Review by Brian Tanguay

It’s not often I start a review with, “I loved this book,” but in the case of The Perfect Tuba by Sam Quinones it’s the absolute truth. This story fascinated me from page one and never let up, and by the end I felt uplifted. An award winning author and reporter who wrote narrative nonfiction about crime, drug addiction, and the opioid crisis for many years, Quinones developed a fascination for the tuba and tuba players, and wrote stories for the Los Angeles Times about the tuba’s popularity in Mexican Los Angeles. As he met and interviewed tuba players while working on other projects, Quinones gathered notes, stories and tuba lore. The result is this wonderful book. 

Writing for so long about the scourge of addiction left Quinones searching for counterbalances, for pursuits that nurture individuals and communities instead of destroying them. But his search went deeper; he was looking for the antithesis of our modern marketing culture which promises instant fulfillment of our wants and desires, and happiness through buying things. By no means is the tuba an instrument of instant gratification. It demands patience, dedication, and persistence. As many of the tuba players profiled learned, hard work preceded any reward, and if reward arrived it was rarely accompanied by fame or fortune. Almost without exception, however, the self-knowledge gained from learning to play the tuba, the endeavor itself, proved to be lasting and often life-altering. 

“The tuba is an optimistic instrument,” Quinones writes. “It brings the band together; it is the community enhancer. Few players choose it.” More often than not, the kid who arrived late for the first day of band class found that the tuba was the last remaining instrument. The tuba isn’t sexy like the trumpet, and it seems to attract outsiders, misfits, and loners drawn to solitary toil. The tuba doesn’t have a long and distinguished history, it was created in 1835, and it took years for visionary players to imbue the instrument with a rambunctious spirit. We meet and get to know many of these people: Arnold Jacobs. Roger Bobo. Harvey Phillips. Anthony Lacen. We also encounter legendary band directors like Al Cortinas and George Trevino, who against tremendous odds built improbably successful music programs in the Rio Grande Valley of Texas, in poor rural school districts, training students as comfortable in Mexico as they were in the US. The stories are inspiring, a stark contrast to our isolating and distracting culture. With the help of dedicated and caring adults, the children of poor, working-class immigrants put their school on the marching band map. 

Equally fascinating is the story of the Chicago Yorks, the greatest tubas ever made, manufactured by the long defunct York Band Instrument Company in Grand Rapids, Michigan. The Stradivarius of tubas, two of which are owned by the Chicago Symphony Orchestra. Built in the 1930s, when mastery of craft still mattered, the York tuba set the standard for sound quality and raw power. Over time the fame and mystery of the York tubas acquired mystical status. At least nine other companies have attempted to replicate the two Chicago Yorks, and as Quinones relates, this pair of tubas has undergone what amounts to gynecological examination. Many people have tried to recreate the “gorgeous, mesmerizing York sound.”

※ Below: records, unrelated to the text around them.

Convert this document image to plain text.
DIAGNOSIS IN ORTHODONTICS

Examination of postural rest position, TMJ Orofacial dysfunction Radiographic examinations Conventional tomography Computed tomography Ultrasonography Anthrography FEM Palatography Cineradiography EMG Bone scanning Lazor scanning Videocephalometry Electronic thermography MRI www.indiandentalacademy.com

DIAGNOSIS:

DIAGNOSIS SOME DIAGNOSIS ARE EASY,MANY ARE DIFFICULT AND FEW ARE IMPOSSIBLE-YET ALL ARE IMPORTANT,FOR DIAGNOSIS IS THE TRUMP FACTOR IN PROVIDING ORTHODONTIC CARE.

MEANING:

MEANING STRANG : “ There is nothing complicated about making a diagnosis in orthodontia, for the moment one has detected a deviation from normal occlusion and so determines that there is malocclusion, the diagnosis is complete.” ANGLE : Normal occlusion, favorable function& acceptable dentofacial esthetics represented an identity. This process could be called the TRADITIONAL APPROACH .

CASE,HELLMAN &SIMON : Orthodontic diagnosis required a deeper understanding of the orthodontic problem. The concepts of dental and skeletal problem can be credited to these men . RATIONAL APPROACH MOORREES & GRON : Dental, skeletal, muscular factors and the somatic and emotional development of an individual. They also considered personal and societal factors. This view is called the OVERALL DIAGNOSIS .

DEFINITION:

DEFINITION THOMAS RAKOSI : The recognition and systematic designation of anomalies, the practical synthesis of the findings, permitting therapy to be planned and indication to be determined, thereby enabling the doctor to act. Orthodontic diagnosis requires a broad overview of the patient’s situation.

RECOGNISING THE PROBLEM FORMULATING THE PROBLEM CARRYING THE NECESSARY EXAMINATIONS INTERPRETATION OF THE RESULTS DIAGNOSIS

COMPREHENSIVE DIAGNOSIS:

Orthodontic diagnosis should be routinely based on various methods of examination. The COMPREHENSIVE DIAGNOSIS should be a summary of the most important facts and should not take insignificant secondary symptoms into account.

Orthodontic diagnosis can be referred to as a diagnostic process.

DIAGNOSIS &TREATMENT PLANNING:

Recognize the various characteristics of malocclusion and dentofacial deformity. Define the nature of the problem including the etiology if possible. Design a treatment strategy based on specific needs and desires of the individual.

Technically speaking, there’s no such thing as a perfect tuba. But perfection isn’t the point of the story Sam Quinones tells so masterfully: purpose is the point. The Perfect Tuba is about what happens when we find something we can devote our creative energy to achieving. The tuba is a metaphor for the journey. Reward comes from striving toward a productive end, toward mastery and self-fulfillment through simple hard work and earnest effort. The lesson isn’t new, it’s just one we have been conditioned to forget.